There are people simply against vacs. These people are crazy. Polio, for example, heavily depends on vaccinations to protect people.
There there are "vaccination pacing people" who feel that vaccinations are good but how they are done is bad. Almost all doctors that I know are in this camp.
Then there are "chicken pox vaccinations are bad because chicken pox is what protects against small pox and acting like small pox is zero risk is bad" people. We don't vaccinate against small pox because chicken pox was so common that it protected naturally. Now we have started vaccinating against chicken pox, small pox is becoming a big risk because of the vaccinator push rather than because of the anti-vaccination group. This is basically a group of people that want a level of vaccination against small pox that you can't give with a needle but only with a full on chicken pox infection.

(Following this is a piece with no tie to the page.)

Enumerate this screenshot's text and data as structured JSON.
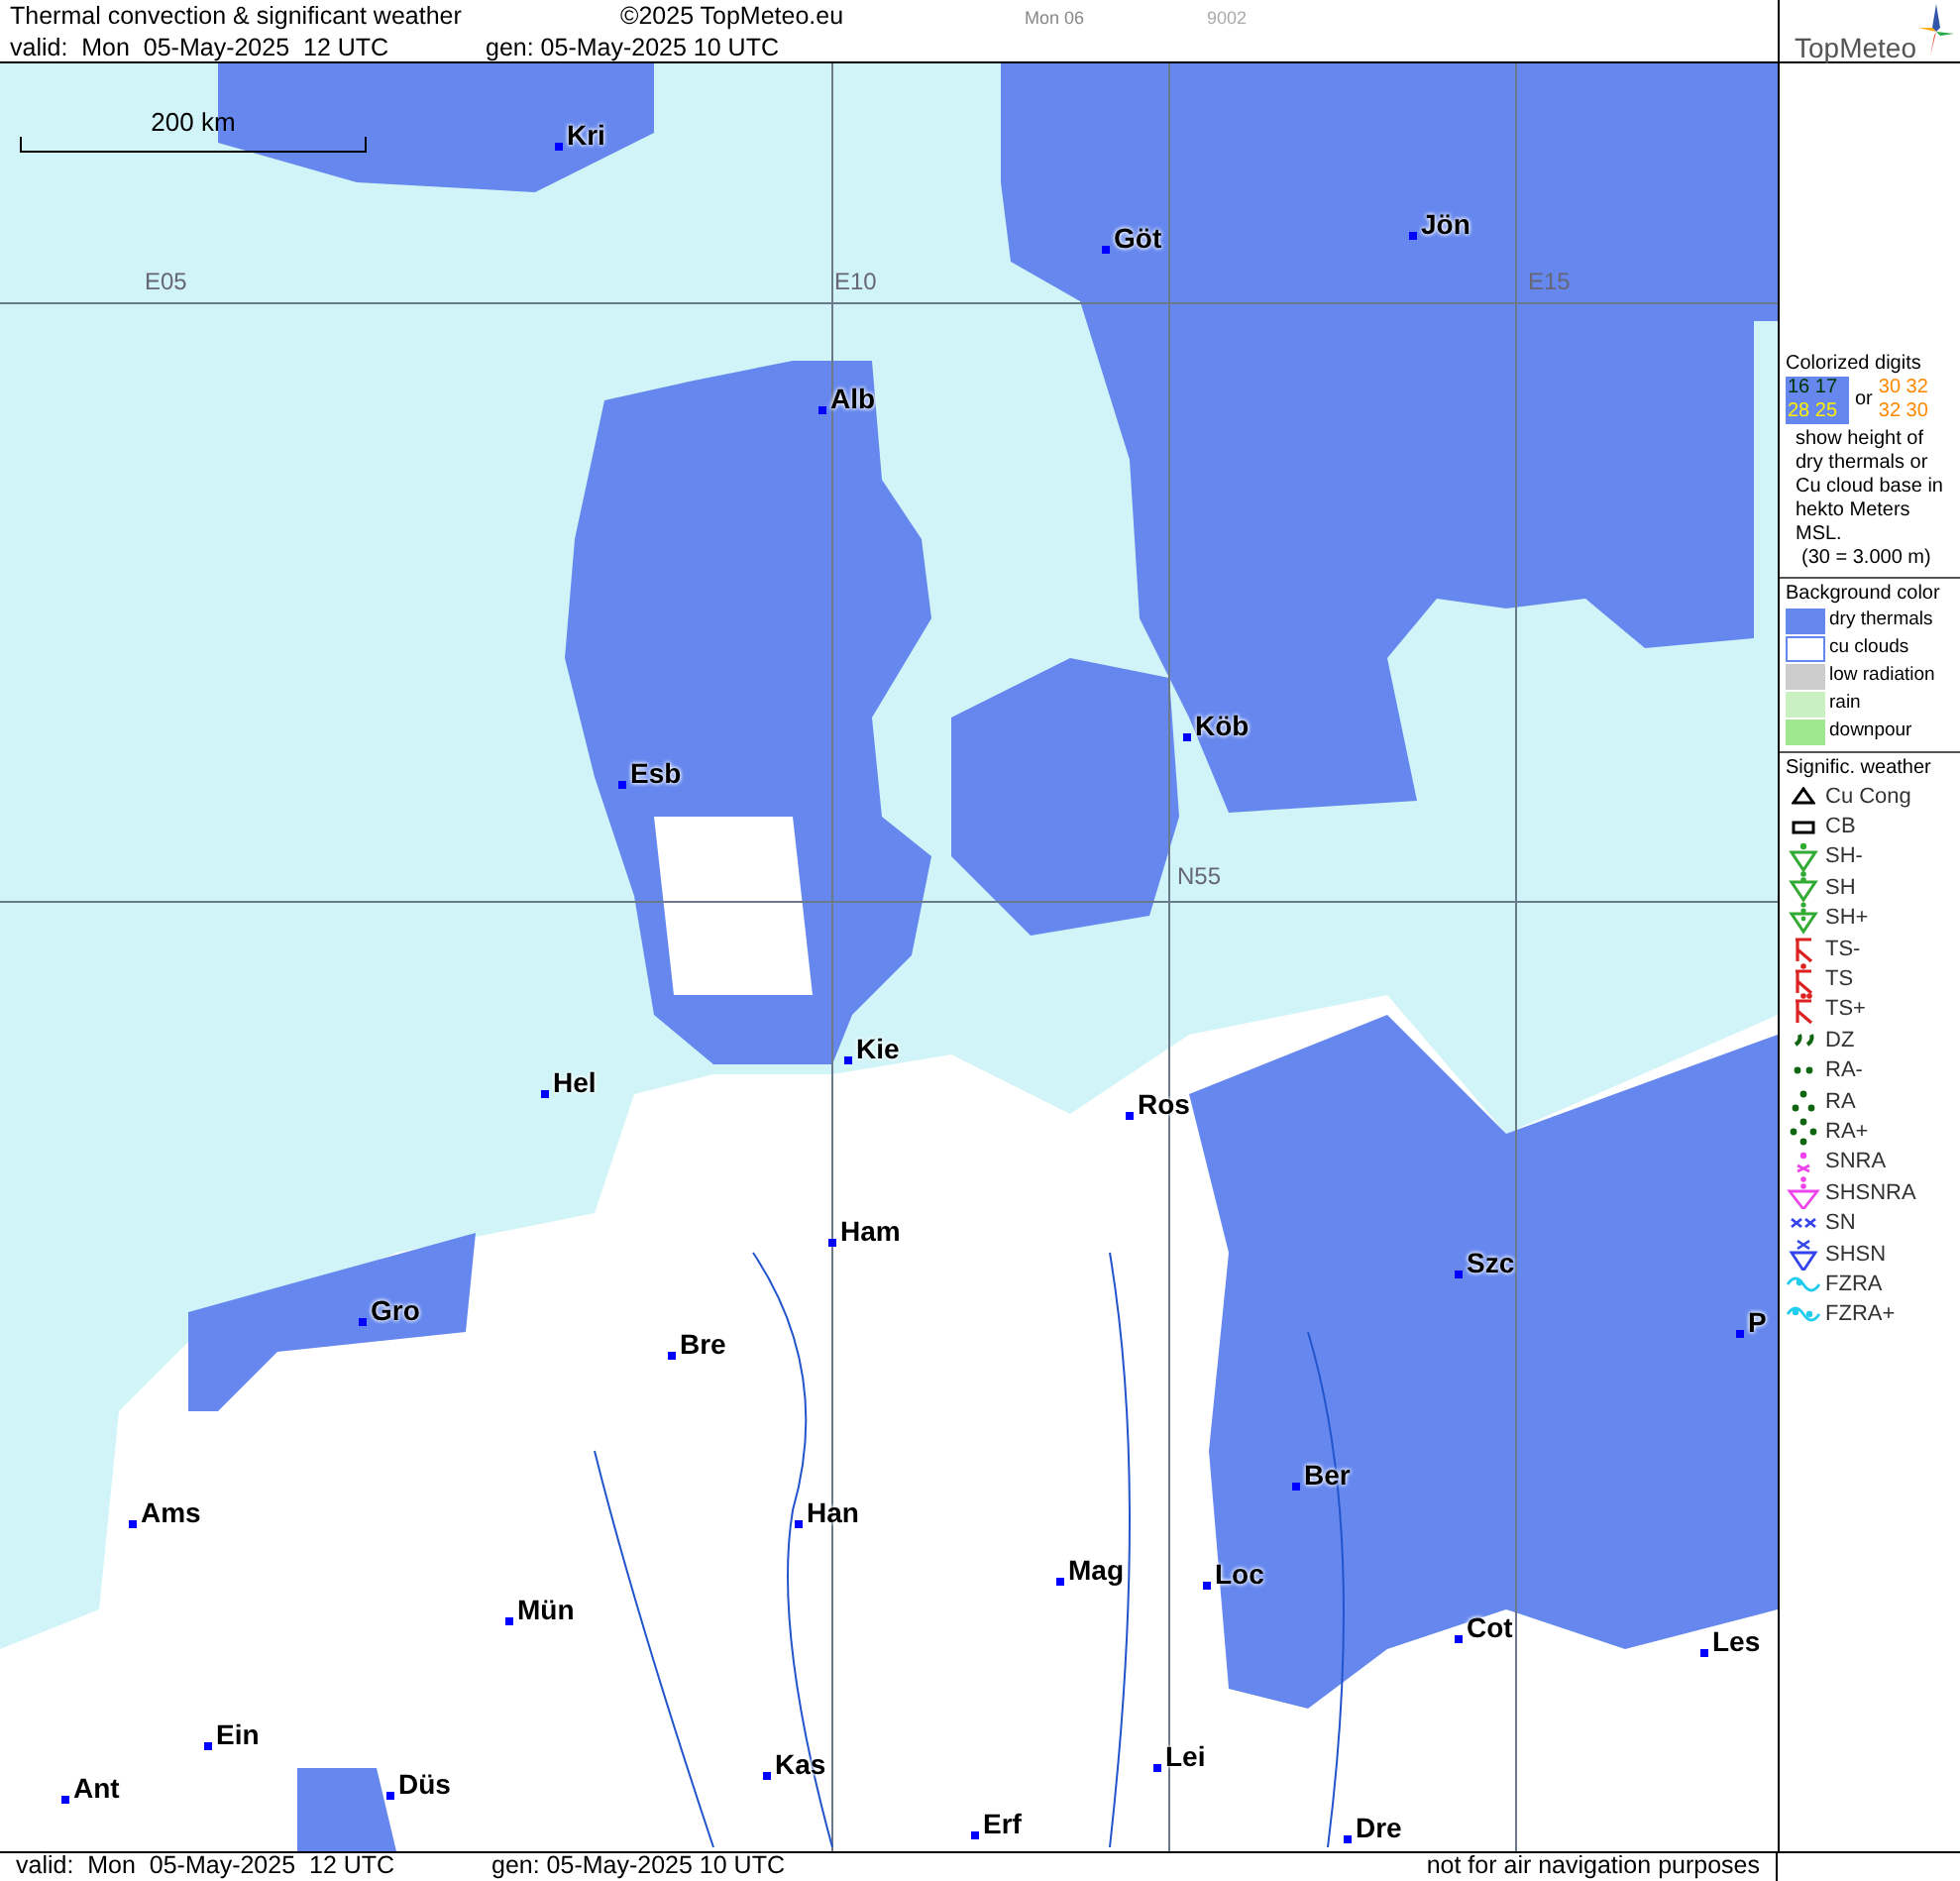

You're thinking of cow pox, not chicken pox, they won't protect you from anything except chicken pox, though it can result in shingles. So the vaccination is better. Plus smallpox was effectively wiped out anyway.
That's the problem... people keep saying that small pox is wiped out. But already we've had two or three recent, but thankfully limited, outbreaks caused by the gaps left by not having chicken pox.
Cow pox might do the same thing, but it is definitely chicken pox that displaced small pox in the New World by having pretty much ubiquitous infections while creating the same immunities.
The new vaccines are increasing the risk of shingles as well, which really sucks, but not too much (risk, not sucks.)